05.14.2018

More Healthcare Groups Review and Reject Ratio Bill

Two more nurse-centric groups last week came out against the ballot question that would impose rigid nurse staffing ratios on all hospitals at all times.

Home Care Alliance of Massachusetts, a non-profit association of home care agencies working with 5,000 nurses across the commonwealth, and VNA Care, which employs 800 visiting nurses throughout the state, joined the Coalition to Protect Patient Safety in opposition to the proposed nurse staffing ballot question.

“This ballot measure would negatively impact the important work that we do at Home Care Alliance.
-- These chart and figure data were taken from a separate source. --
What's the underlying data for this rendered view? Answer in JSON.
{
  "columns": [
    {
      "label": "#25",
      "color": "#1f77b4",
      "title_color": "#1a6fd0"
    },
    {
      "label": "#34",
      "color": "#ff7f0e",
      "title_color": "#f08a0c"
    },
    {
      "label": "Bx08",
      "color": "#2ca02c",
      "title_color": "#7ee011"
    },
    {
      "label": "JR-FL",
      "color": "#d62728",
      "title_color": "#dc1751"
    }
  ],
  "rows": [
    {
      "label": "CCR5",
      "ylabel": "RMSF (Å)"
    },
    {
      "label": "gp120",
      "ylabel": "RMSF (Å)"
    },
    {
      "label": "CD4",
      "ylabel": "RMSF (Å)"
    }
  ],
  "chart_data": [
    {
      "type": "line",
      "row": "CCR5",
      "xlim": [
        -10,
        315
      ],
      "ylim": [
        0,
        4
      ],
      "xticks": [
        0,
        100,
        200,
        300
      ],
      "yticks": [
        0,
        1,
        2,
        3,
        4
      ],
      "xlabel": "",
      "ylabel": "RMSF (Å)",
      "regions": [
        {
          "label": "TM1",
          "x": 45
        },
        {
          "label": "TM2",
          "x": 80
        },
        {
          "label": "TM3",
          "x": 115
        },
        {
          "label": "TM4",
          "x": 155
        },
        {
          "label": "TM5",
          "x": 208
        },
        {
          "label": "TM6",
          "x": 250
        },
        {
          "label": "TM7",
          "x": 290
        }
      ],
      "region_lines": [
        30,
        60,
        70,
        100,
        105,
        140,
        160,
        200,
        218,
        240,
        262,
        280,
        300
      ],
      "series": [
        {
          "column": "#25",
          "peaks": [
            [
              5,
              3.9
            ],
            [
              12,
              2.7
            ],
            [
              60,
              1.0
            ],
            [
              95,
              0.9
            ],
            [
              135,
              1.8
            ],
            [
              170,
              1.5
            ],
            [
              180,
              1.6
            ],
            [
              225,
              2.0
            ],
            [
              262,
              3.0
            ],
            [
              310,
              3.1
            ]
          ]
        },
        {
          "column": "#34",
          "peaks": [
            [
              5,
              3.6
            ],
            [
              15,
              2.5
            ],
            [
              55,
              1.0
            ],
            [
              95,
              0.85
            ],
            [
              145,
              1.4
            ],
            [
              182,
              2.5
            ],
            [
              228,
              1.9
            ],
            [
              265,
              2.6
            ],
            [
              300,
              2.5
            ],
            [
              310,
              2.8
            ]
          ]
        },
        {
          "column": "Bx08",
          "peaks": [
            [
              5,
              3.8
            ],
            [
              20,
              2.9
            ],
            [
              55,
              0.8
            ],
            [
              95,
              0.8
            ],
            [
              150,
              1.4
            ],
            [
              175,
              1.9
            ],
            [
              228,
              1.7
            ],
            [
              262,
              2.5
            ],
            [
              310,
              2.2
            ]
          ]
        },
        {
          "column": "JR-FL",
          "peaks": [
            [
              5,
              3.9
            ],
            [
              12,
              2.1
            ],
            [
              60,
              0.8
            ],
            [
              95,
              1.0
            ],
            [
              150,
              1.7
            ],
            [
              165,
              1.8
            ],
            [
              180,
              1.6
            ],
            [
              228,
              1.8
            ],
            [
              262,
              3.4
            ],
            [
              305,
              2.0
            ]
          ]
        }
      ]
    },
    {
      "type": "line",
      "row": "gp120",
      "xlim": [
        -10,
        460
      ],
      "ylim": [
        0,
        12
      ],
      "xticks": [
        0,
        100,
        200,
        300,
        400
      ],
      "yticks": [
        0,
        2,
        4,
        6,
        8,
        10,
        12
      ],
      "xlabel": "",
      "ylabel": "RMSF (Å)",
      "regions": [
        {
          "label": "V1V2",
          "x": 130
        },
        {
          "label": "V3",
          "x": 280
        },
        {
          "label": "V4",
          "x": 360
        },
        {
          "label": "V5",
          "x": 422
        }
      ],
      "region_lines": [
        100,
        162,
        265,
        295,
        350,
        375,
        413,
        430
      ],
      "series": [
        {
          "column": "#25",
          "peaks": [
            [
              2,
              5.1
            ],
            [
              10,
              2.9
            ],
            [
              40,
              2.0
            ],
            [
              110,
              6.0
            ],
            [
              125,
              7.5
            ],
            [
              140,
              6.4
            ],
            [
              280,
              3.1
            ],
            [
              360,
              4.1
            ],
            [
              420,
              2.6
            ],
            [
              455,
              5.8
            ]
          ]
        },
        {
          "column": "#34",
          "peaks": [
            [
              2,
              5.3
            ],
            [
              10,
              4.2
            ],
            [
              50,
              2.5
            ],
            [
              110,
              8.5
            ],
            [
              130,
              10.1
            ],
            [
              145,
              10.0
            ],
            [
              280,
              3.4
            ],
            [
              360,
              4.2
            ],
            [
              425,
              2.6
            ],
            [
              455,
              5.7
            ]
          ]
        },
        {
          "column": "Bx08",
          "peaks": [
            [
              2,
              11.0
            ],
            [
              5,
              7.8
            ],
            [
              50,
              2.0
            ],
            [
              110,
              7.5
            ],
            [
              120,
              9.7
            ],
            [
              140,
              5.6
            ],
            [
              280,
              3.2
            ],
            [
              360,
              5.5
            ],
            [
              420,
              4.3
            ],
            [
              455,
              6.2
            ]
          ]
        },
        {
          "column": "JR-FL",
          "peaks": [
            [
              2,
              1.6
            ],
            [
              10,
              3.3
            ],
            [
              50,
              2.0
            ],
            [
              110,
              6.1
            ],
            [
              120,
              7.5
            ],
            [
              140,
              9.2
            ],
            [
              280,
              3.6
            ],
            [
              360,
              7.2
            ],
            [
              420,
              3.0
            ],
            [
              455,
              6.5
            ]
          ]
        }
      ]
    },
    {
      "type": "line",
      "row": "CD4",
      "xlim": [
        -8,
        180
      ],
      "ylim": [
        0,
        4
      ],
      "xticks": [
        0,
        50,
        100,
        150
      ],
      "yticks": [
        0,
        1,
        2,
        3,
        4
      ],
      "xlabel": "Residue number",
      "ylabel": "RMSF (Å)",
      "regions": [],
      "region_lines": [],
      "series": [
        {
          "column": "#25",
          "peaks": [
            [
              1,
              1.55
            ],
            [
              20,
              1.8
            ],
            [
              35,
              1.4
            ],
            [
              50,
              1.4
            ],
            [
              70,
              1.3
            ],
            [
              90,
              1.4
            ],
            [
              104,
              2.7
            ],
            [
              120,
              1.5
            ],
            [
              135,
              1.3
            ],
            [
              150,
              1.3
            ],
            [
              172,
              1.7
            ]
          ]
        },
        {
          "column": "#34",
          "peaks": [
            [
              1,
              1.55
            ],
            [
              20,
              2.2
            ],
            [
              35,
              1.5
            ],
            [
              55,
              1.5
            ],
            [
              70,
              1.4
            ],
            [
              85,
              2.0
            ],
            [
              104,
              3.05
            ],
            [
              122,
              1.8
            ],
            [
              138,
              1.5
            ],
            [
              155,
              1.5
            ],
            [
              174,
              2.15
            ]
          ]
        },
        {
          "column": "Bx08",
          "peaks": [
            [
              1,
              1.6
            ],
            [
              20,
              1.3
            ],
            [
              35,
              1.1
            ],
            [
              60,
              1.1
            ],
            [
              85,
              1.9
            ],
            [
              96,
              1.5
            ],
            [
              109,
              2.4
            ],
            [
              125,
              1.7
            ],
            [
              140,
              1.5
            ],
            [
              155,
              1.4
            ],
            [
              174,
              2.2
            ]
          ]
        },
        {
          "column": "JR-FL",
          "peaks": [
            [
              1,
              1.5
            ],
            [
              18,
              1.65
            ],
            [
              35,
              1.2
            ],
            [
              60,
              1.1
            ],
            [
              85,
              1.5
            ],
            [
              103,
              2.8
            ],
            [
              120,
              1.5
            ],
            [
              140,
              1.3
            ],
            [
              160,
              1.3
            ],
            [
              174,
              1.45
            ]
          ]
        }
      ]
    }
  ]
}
Thousands of adults and children who are frail, disabled or at the end of their lives depend on home health care nurses to provide them with care when they are unable to travel to get that care,” said Pat Kelleher, executive director of Home Care Alliance of Massachusetts. “If hospitals across Massachusetts need to hire more than 5,000 new nurses, I fear it will pull nurses away from the home health community. There is a tremendous risk that we will simply be unable to sustain a nursing workforce to provide care to those who desperately need us.”

“Providing home healthcare requires nurses to constantly rely on the skills we learned in nursing school, and our experience spending time with patients,” said Holly Chaffee, R.N., CEO of VNA Care. “There is a strong movement toward shifting acute care patients home, but this measure will contribute to the shortage of seasoned nurses in and make it harder to offer those patients appropriate care. VNA Care and other nursing agencies will struggle to fulfill our missions if this measure passes.”

The Home Care Alliance and VNA Care join American Nurses Association Massachusetts, the Organization of Nurse Leaders, the Massachusetts Associations of Colleges of Nursing, the New England Chapter of the Infusion Nurses Society, and other healthcare leaders in opposing the rigid ratio question.